"And he has sunk down!" cried Mrs. Bunker. "Get him out right away, Daddy! He may be smothered in the mud!"

"I'll get him!" cried Mun Bun's father.

Mr. Bunker took off his shoes and socks and, rolling up his trousers so they would not get muddy, waded out to where his little boy was. Truly Mun Bun was stuck in the middle of a big mud pie—at least that was what Margy called it. It was, however, the muddy bottom of the pond itself, which, at one end, was a regular bog, being fenced off so no cattle or horses could get in.

But Mun Bun had climbed in under the fence, and at once he found himself in soft mud. He had begun to sink down; so he called for help, and Margy ran to tell her mother.

"My, but you are a sight, Mun Bun!" cried his father, as he came to the side of the little boy and began pulling him out. And Mun Bun was stuck so fast in the mud that Mr. Bunker had to pull quite hard to loosen him. And when Mun Bun came up, his legs and feet making a funny, sucking sound as they were pulled out, he was covered with mud and water from his toes to his waist. Mud was splashed up on his face, too, and his hands—well, they didn't look like hands at all! They were just "gobs of mud," Margy said.

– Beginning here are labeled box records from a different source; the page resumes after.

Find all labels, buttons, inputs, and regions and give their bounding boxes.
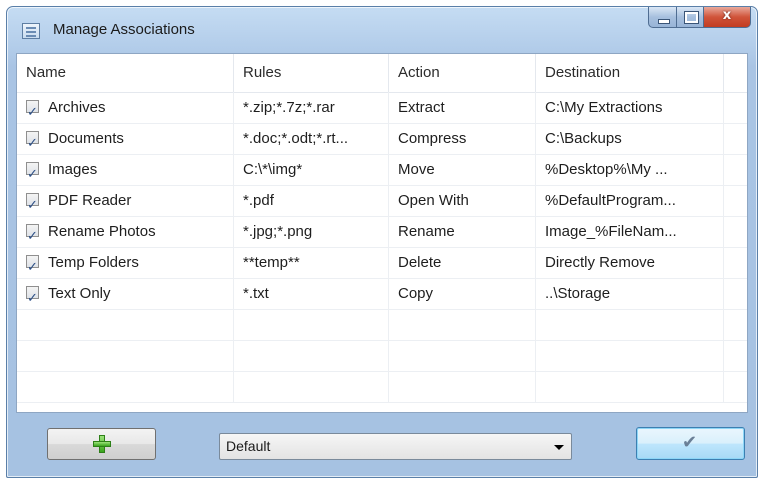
manage-associations-window: Manage Associations x Name Rules Action … bbox=[6, 6, 758, 478]
cell-name: Images bbox=[17, 154, 234, 185]
maximize-button[interactable] bbox=[677, 7, 704, 28]
cell-name: Documents bbox=[17, 123, 234, 154]
cell-action: Extract bbox=[389, 92, 536, 123]
cell-filler bbox=[724, 216, 747, 247]
cell-destination: %DefaultProgram... bbox=[536, 185, 724, 216]
cell-destination: Image_%FileNam... bbox=[536, 216, 724, 247]
minimize-button[interactable] bbox=[648, 7, 677, 28]
cell-rules: *.doc;*.odt;*.rt... bbox=[234, 123, 389, 154]
title-bar[interactable]: Manage Associations x bbox=[7, 7, 757, 49]
table-row[interactable]: Archives *.zip;*.7z;*.rar Extract C:\My … bbox=[17, 92, 747, 124]
cell-name: PDF Reader bbox=[17, 185, 234, 216]
table-header: Name Rules Action Destination bbox=[17, 54, 747, 93]
row-name: Archives bbox=[48, 99, 106, 116]
cell-filler bbox=[724, 92, 747, 123]
cell-destination: ..\Storage bbox=[536, 278, 724, 309]
row-checkbox[interactable] bbox=[26, 128, 39, 154]
cell-action: Copy bbox=[389, 278, 536, 309]
cell-destination: %Desktop%\My ... bbox=[536, 154, 724, 185]
cell-name: Archives bbox=[17, 92, 234, 123]
cell-action: Delete bbox=[389, 247, 536, 278]
cell-destination: C:\Backups bbox=[536, 123, 724, 154]
row-checkbox[interactable] bbox=[26, 221, 39, 247]
cell-filler bbox=[724, 154, 747, 185]
table-row[interactable]: Documents *.doc;*.odt;*.rt... Compress C… bbox=[17, 123, 747, 155]
empty-row bbox=[17, 371, 747, 403]
cell-action: Move bbox=[389, 154, 536, 185]
row-checkbox[interactable] bbox=[26, 283, 39, 309]
table-row[interactable]: Temp Folders **temp** Delete Directly Re… bbox=[17, 247, 747, 279]
cell-rules: C:\*\img* bbox=[234, 154, 389, 185]
add-association-button[interactable] bbox=[47, 428, 156, 460]
cell-action: Rename bbox=[389, 216, 536, 247]
column-header-rules[interactable]: Rules bbox=[234, 54, 389, 92]
bottom-bar: Default ✔ bbox=[16, 419, 748, 469]
table-row[interactable]: PDF Reader *.pdf Open With %DefaultProgr… bbox=[17, 185, 747, 217]
cell-action: Open With bbox=[389, 185, 536, 216]
close-button[interactable]: x bbox=[704, 7, 751, 28]
ok-button[interactable]: ✔ bbox=[636, 427, 745, 460]
cell-name: Text Only bbox=[17, 278, 234, 309]
cell-action: Compress bbox=[389, 123, 536, 154]
cell-filler bbox=[724, 278, 747, 309]
table-row[interactable]: Rename Photos *.jpg;*.png Rename Image_%… bbox=[17, 216, 747, 248]
cell-filler bbox=[724, 185, 747, 216]
row-name: Images bbox=[48, 161, 98, 178]
close-icon: x bbox=[722, 8, 732, 23]
column-header-destination[interactable]: Destination bbox=[536, 54, 724, 92]
cell-destination: Directly Remove bbox=[536, 247, 724, 278]
cell-rules: *.pdf bbox=[234, 185, 389, 216]
cell-name: Temp Folders bbox=[17, 247, 234, 278]
profile-selected-value: Default bbox=[226, 438, 271, 454]
cell-destination: C:\My Extractions bbox=[536, 92, 724, 123]
window-title: Manage Associations bbox=[53, 21, 195, 38]
row-name: PDF Reader bbox=[48, 192, 132, 209]
cell-name: Rename Photos bbox=[17, 216, 234, 247]
plus-icon bbox=[93, 435, 111, 453]
row-name: Rename Photos bbox=[48, 223, 156, 240]
row-checkbox[interactable] bbox=[26, 190, 39, 216]
cell-filler bbox=[724, 123, 747, 154]
cell-rules: *.zip;*.7z;*.rar bbox=[234, 92, 389, 123]
table-row[interactable]: Images C:\*\img* Move %Desktop%\My ... bbox=[17, 154, 747, 186]
caption-buttons: x bbox=[648, 7, 751, 29]
row-name: Documents bbox=[48, 130, 124, 147]
row-checkbox[interactable] bbox=[26, 97, 39, 123]
list-window-icon bbox=[22, 23, 40, 39]
chevron-down-icon bbox=[554, 445, 564, 450]
table-row[interactable]: Text Only *.txt Copy ..\Storage bbox=[17, 278, 747, 310]
empty-row bbox=[17, 340, 747, 372]
cell-rules: *.txt bbox=[234, 278, 389, 309]
profile-dropdown[interactable]: Default bbox=[219, 433, 572, 460]
cell-rules: **temp** bbox=[234, 247, 389, 278]
checkmark-icon: ✔ bbox=[682, 432, 698, 453]
row-checkbox[interactable] bbox=[26, 252, 39, 278]
row-checkbox[interactable] bbox=[26, 159, 39, 185]
row-name: Text Only bbox=[48, 285, 111, 302]
empty-row bbox=[17, 309, 747, 341]
column-header-action[interactable]: Action bbox=[389, 54, 536, 92]
associations-table: Name Rules Action Destination Archives *… bbox=[16, 53, 748, 413]
column-header-name[interactable]: Name bbox=[17, 54, 234, 92]
row-name: Temp Folders bbox=[48, 254, 139, 271]
column-header-filler bbox=[724, 54, 747, 92]
cell-filler bbox=[724, 247, 747, 278]
cell-rules: *.jpg;*.png bbox=[234, 216, 389, 247]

"How did it happen? What made you go in the mud?" asked the little boy's mother, as Daddy Bunker waded to shore with Mun Bun.

"Well, I made some mud pies in the sand," Mun Bun explained, "and then I thought maybe if I could find a mud turkle he'd eat the pies. So I crawled under the fence and went in the deep mud to look for a mud turkle."

Mun Bun meant a "turtle," of course.

"But I didn't find any," he went on, "and I went down deeper and deeper, and then I hollered like anything."

"And I heard him," said Margy. "I was going to wade in and get him, but my feet went down deep in the mud, so I ran for you."